On Shemini Atzeret, a stranger appeared two rows behind me. I didn’t notice him until, after kedusha in shaharit, the fellow to my right at the end of the row said something to the man in front of him. This was interrupted by a very loud SHHHHHH!  I don’t know about you, but I find aggressive shushing more distracting than the chatter it is supposed to stop. Looking behind, I saw the shushing source to be a rather cross-looking gent sitting by himself.

My neighbor to my left turned to make an observation about something.  This too elicited a SHHHHH! from the decorum monitor.  My neighbor lowered his voice to a whisper.  That he got away with.

When davening was over and we headed up the aisle to the exit, I saw our visitor getting into it with Ben, whom he had apparently shushed as well.  Ben had not taken kindly to this.

“It’s assur to talk during tefillah!” declared the guest.

“Well, I find talking to my friends spiritually inspiring!” countered Ben.

This kind of religious debate is about as edifying as two five-year-olds shoving each other while arguing about who started.

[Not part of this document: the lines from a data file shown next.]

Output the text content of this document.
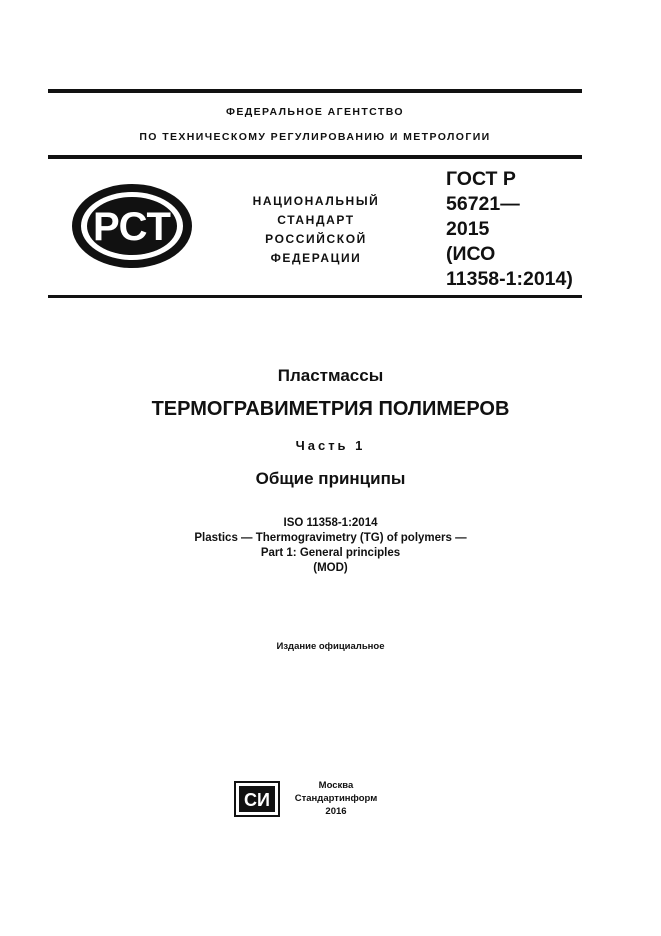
ФЕДЕРАЛЬНОЕ АГЕНТСТВО
ПО ТЕХНИЧЕСКОМУ РЕГУЛИРОВАНИЮ И МЕТРОЛОГИИ
РСТ
НАЦИОНАЛЬНЫЙ
СТАНДАРТ
РОССИЙСКОЙ
ФЕДЕРАЦИИ
ГОСТ Р
56721—
2015
(ИСО
11358-1:2014)
Пластмассы
ТЕРМОГРАВИМЕТРИЯ ПОЛИМЕРОВ
Часть 1
Общие принципы
ISO 11358-1:2014
Plastics — Thermogravimetry (TG) of polymers —
Part 1: General principles
(MOD)
Издание официальное
СИ
Москва
Стандартинформ
2016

There are, indeed, religious rules about things.  Most of us who follow these rules know that we sometimes bend them to get along with people, or to survive dozens of hours chained to our seats.  While our visitor may have been technically “right” about quiet in shul, he was less punctilious about other kinds of rules, like the unwritten one about not insulting your host, even if he acts like an uncouth boor.

Of course, you don’t have to be a visitor to quarrel about nothing much after being closeted in shul for days at a time.  Regulars argue about many things too:  Why don’t we start earlier so we can get out?  Why don’t we start later, so we can sleep in?  Why didn’t I get a pasuk for Ata Har’eta until after that newcomer who never shows up?  Why didn’t I get a hakafah until #6?  Why did they pick that guy to read Kohelet, when he takes so long?  (Ironic, given the theme of Kohelet, but irony never gets in the way of a good kvetch.)

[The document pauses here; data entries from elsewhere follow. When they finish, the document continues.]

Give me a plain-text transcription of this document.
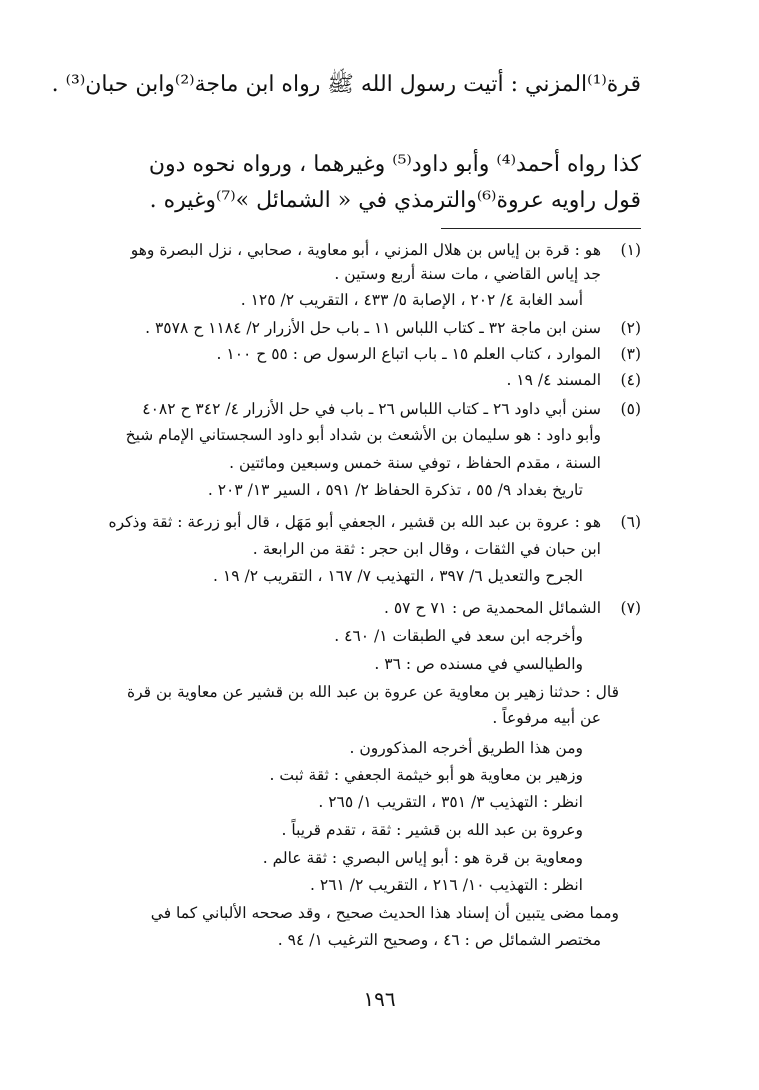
قرة⁽¹⁾المزني : أتيت رسول الله ﷺ رواه ابن ماجة⁽²⁾وابن حبان⁽³⁾ .
كذا رواه أحمد⁽⁴⁾ وأبو داود⁽⁵⁾ وغيرهما ، ورواه نحوه دون
قول راويه عروة⁽⁶⁾والترمذي في « الشمائل »⁽⁷⁾وغيره .
(١)
هو : قرة بن إياس بن هلال المزني ، أبو معاوية ، صحابي ، نزل البصرة وهو
جد إياس القاضي ، مات سنة أربع وستين .
أسد الغابة ٤/ ٢٠٢ ، الإصابة ٥/ ٤٣٣ ، التقريب ٢/ ١٢٥ .
(٢)
سنن ابن ماجة ٣٢ ـ كتاب اللباس ١١ ـ باب حل الأزرار ٢/ ١١٨٤ ح ٣٥٧٨ .
(٣)
الموارد ، كتاب العلم ١٥ ـ باب اتباع الرسول ص : ٥٥ ح ١٠٠ .
(٤)
المسند ٤/ ١٩ .
(٥)
سنن أبي داود ٢٦ ـ كتاب اللباس ٢٦ ـ باب في حل الأزرار ٤/ ٣٤٢ ح ٤٠٨٢
وأبو داود : هو سليمان بن الأشعث بن شداد أبو داود السجستاني الإمام شيخ
السنة ، مقدم الحفاظ ، توفي سنة خمس وسبعين ومائتين .
تاريخ بغداد ٩/ ٥٥ ، تذكرة الحفاظ ٢/ ٥٩١ ، السير ١٣/ ٢٠٣ .
(٦)
هو : عروة بن عبد الله بن قشير ، الجعفي أبو مَهَل ، قال أبو زرعة : ثقة وذكره
ابن حبان في الثقات ، وقال ابن حجر : ثقة من الرابعة .
الجرح والتعديل ٦/ ٣٩٧ ، التهذيب ٧/ ١٦٧ ، التقريب ٢/ ١٩ .
(٧)
الشمائل المحمدية ص : ٧١ ح ٥٧ .
وأخرجه ابن سعد في الطبقات ١/ ٤٦٠ .
والطيالسي في مسنده ص : ٣٦ .
قال : حدثنا زهير بن معاوية عن عروة بن عبد الله بن قشير عن معاوية بن قرة
عن أبيه مرفوعاً .
ومن هذا الطريق أخرجه المذكورون .
وزهير بن معاوية هو أبو خيثمة الجعفي : ثقة ثبت .
انظر : التهذيب ٣/ ٣٥١ ، التقريب ١/ ٢٦٥ .
وعروة بن عبد الله بن قشير : ثقة ، تقدم قريباً .
ومعاوية بن قرة هو : أبو إياس البصري : ثقة عالم .
انظر : التهذيب ١٠/ ٢١٦ ، التقريب ٢/ ٢٦١ .
ومما مضى يتبين أن إسناد هذا الحديث صحيح ، وقد صححه الألباني كما في
مختصر الشمائل ص : ٤٦ ، وصحيح الترغيب ١/ ٩٤ .
١٩٦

If I haven’t seen them, all over a lifetime of shul-going, I’ve seen most of ‘em.

I’ve also watched these weighty disputes vanish like morning mist the minute Yomtov finally ends, as we all finally get to return to regular routine, religious and otherwise.  Weekday shaharit complete in 35 minutes.  Imagine that.

Free at last!  Z’man herutenu may not come till Nisan, but that doesn’t mean we can’t experience a foretaste of freedom at the end of Tishre.

Now there is something to shout about.  Outside of shul, of course.